Alors que la géothermie, énergie propre, renouvelable et économiquement compétitive se développe, deux initiatives françaises ont été sélectionnées par la commission européenne le 8 juillet dernier en temps que démonstrateurs innovants dans le domaine des énergies renouvelables ainsi que de la capture et du stockage du CO2.

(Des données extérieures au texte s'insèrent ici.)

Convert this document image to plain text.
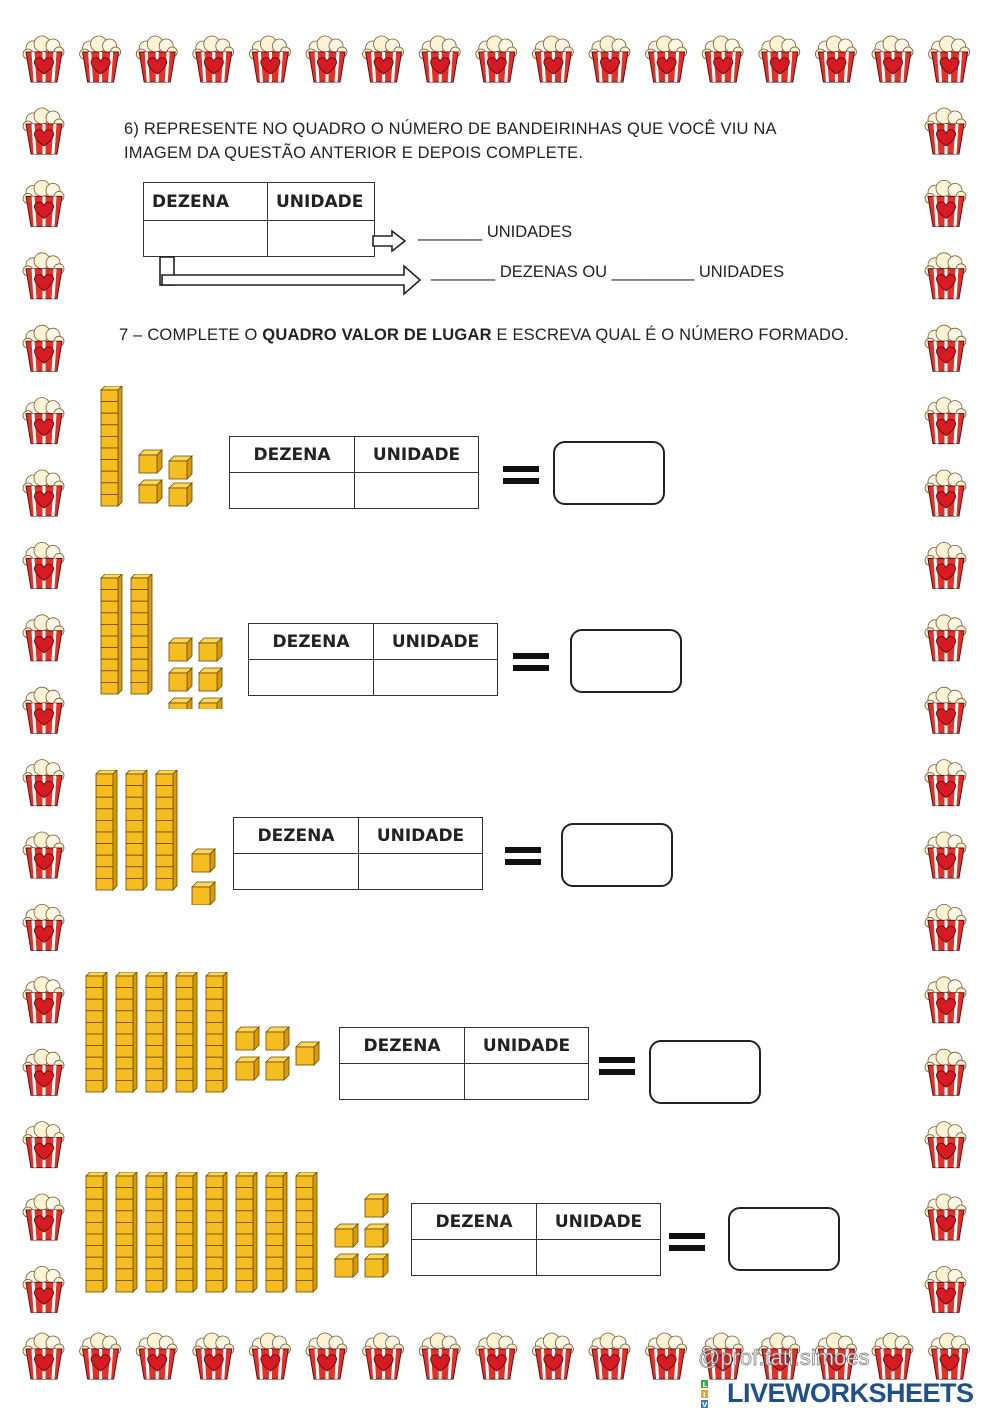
6) REPRESENTE NO QUADRO O NÚMERO DE BANDEIRINHAS QUE VOCÊ VIU NA
IMAGEM DA QUESTÃO ANTERIOR E DEPOIS COMPLETE.
DEZENA	UNIDADE

_______ UNIDADES
_______ DEZENAS OU _________ UNIDADES
7 – COMPLETE O QUADRO VALOR DE LUGAR E ESCREVA QUAL É O NÚMERO FORMADO.
DEZENA	UNIDADE

DEZENA	UNIDADE

DEZENA	UNIDADE

DEZENA	UNIDADE

DEZENA	UNIDADE

@prof.tati.simoes
L
I
V LIVEWORKSHEETS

La géothermie au cœur de deux projets innovants

 

Mardi 8 juillet, la Commission européenne a dévoilé les lauréats de son deuxième appel à projets. Parmi eux, deux initiatives françaises : NEMO et GEOSTRAS. Ces deux projets utilisent la géothermie de deux manières différentes. NEMO, d’abord, qui bénéficie d’une subvention de 72,1 millions d’euros, est un projet de centrale pilote exploitant l’énergie thermique des mers. Cette énergie marine consiste à exploiter la différence de température entre l’eau chaude de la surface des océans et l’eau froide des profondeurs pour produire de l’électricité. 20°C d’écart sont nécessaires afin d’obtenir un rendement satisfaisant. Devant être mis en service en 2018, il pourrait permettre d’alimenter jusqu’à 35 000 foyers en électricité.

 

Si NEMO utilise l’énergie thermique des mers, GEOSTRAS est un projet de cogénération produisant de l’électricité et de la chaleur à partir de la géothermie profonde (à haute température, plus de 150°C) . Cela signifie que ce projet vise à produire et à utiliser simultanément de l’électricité et de la chaleur à partir d’une même énergie primaire. Ce projet qui se développera en Alsace fait l’objet d’un partenariat franco-allemand et devrait entrer en service d’ici 2018. Fort de sa subvention de 16,8 millions d’euros, il devrait également permettre de créer 8 000 emplois en 10 ans.

 

La France en avance en matière de géothermie

 

Ces projets importants ne constituent qu’un des volets du développement français de la géothermie. En effet, dans le but de promouvoir l’expertise de grands groupes et de PME françaises en matière de géothermie, un groupe d’industriels visant la création d’un fonds de garantie pour développer 20 projets et créer 1000 emplois a formé le Cluster GeoDeep. Ce 25 juin, c’est une douzaine d’entreprises françaises qui s’est réunie avec pour objectif de vendre la technologie française de géothermie profonde et à haute température pour produire de l’électricité ou co-générer chaleur et électricité.

 

Le groupement, qui rassemble notamment Alstom ou GDF Suez, vise à exporter deux technologies : la géothermie volcanique d’abord qui exploite les remontées de terrain sous la pression du magma, les systèmes géothermiques améliorés ensuite, qui utilisent les bassins naturels d’effondrement, où de l’eau s’infiltre dans les zones fracturées naturellement, à cause de l’écartement des plaques. Directeur général d’EDF électricité de Strasbourg, Jean-Jacques Graff affirme que « la France a une avance académique en matière d’EGS (systèmes géothermiques améliorés), mais il faut la transformer en réalité industrielle. On a besoin d’une vitrine en France pour faire de l’export ».

 

Pour faire face à des concurrents notamment étrangers, le Cluster GeoDeep compte allier l’outil industriel à un fond de garantie du risque géologique. Cela signifie que si un forage géologique échoue (ce qui peut arriver), le fonds rembourse 60% des investissements. Une aubaine pour les investisseurs qui, avec le développement mondial des compteurs intelligents du type Linky, pourront exercer un contrôle précis à la fois de la production d’énergie et de la consommation des utilisateurs. Une offre qui correspondrait à une demande, voilà ce qui ferait de cette énergie renouvelable, une énergie écologique.

 

Secteur d’avenir donc, la géothermie devrait également être créatrice d’emplois. GeoDeep a ainsi réalisé un premier tour de table des investisseurs publics et privés pour créer un fonds et espère boucler une première levée d’ici fin 2014. Avec un chiffre espéré de 100 millions d’euros, il sera possible de développer 20 centrales géothermiques en France et à l’export pour un chiffre d’affaires de 2 milliards d’euros et la création de 1000 emplois.